JOINT BASE PEARL HARBOR-HICKAM, Hawaii — Among the multiple goals of the monthlong Rim of the Pacific maritime exercise now underway in Hawaii is showing potential adversaries the solidarity of the 26 nations participating, the commander of U.S. Pacific Fleet said Friday.
The range of navies joining RIMPAC from North America, South America, the Indo-Pacific and Europe should “send a message of solidarity to any would-be actors that would upend the international rules-based order,” Adm. Samuel Paparo said during a pier-side news conference at Joint Base Pearl Harbor-Hickam.
That existing order prohibits the use of weapons of mass destruction and respect for national sovereignty, he said.
“I think any revisionist powers that would hold the world at risk with these weapons of mass destruction, nations of the world that would try to change their borders by force, anybody that would recognize themselves in that should see RIMPAC as an expression of the solidarity of the coalition that would be built that would look to thwart behavior such as that,” he said.
Paparo described China’s military build-up in recent years as “alarming.”
“China has been on an historic path to build a navy, and it is quite concerning the combat power that China is developing over the last few decades,” he said. That build-up is aimed at “power projection beyond its waters and beyond its shores, so it is very concerning.”
This summer’s RIMPAC, which lasts until Aug. 4, has brought together 38 ships, four submarines, 30 unmanned systems, 170-plus aircraft and more than 25,000 personnel, including troops from land forces from nine nations, Vice Adm. Michael Boyle, who commands RIMPAC’s joint task force and U.S. 3rd Fleet, said during the news conference.
“That commitment made by our partners in the Pacific and around the globe is the commitment to a free and open Pacific,” he said.
Participating are forces from Australia, Brunei, Canada, Chile, Colombia, Denmark, Ecuador, France, Germany, India, Indonesia, Israel, Japan, Malaysia, Mexico, Netherlands, New Zealand, Peru, South Korea, the Philippines, Singapore, Sri Lanka, Thailand, Tonga, the United Kingdom and the United States.
The “at-sea” portion of the exercise, which commences next week, is intentionally not scripted so that participating navies are forced to adapt to conditions on the fly, Boyle said.
“It will have some free play that will allow commanders of ships, commanders of task forces and myself to have to think through problems and adapt our plans to be able to overcome what the threat or the environment is presenting to us,” he said.

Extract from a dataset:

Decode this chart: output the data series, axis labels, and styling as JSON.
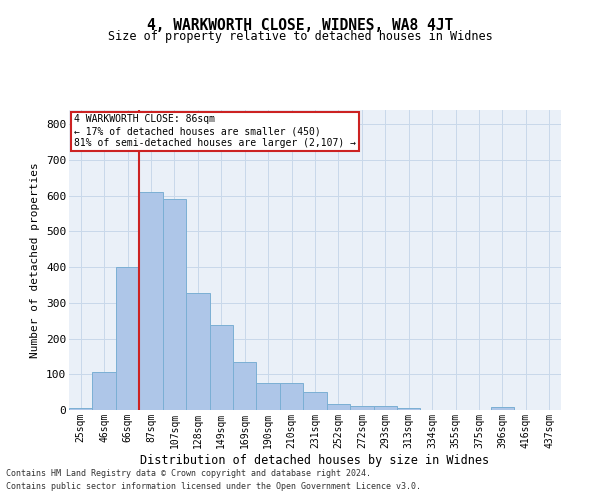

RIMPAC’s warfighting program includes gunnery, missile, anti-submarine and air-defense exercises. Other drills focus on amphibious landings, counter-piracy, mine clearance, explosive ordnance disposal and diving operations.
To a greater degree than ever before, the exercise is integrating drones from multiple navies into RIMPAC’s core events, instead of keeping those unmanned platforms in their own “bubble,” Boyle said.
That integration is already underway in the U.S. Navy’s operations in the Pacific, and now “it's bleeding over into RIMPAC,” Boyle said.
Experiments integrating drone systems into RIMPAC’s joint task force operations provide sailors and Marines greater understanding of “how this capability will someday make them more lethal on the battlefield,” Boyle said.
Four U.S. Navy drones are among those participating — Nomad, Ranger, Sea Hawk and Sea Hunter.
The integration of unmanned platforms to RIMPAC will broaden the U.S. Navy’s concept of “distributed lethality” for any coalition joint force formed in the future, Boyle said.
Distributed lethality means that “every platform has capability to be lethal, as opposed to a centralized lethality that is protected by the rest of the force,” Boyle said.
“Because if every platform is lethal, then every platform has to be considered, and that provides overmatch when postured against a potential adversary,” he said.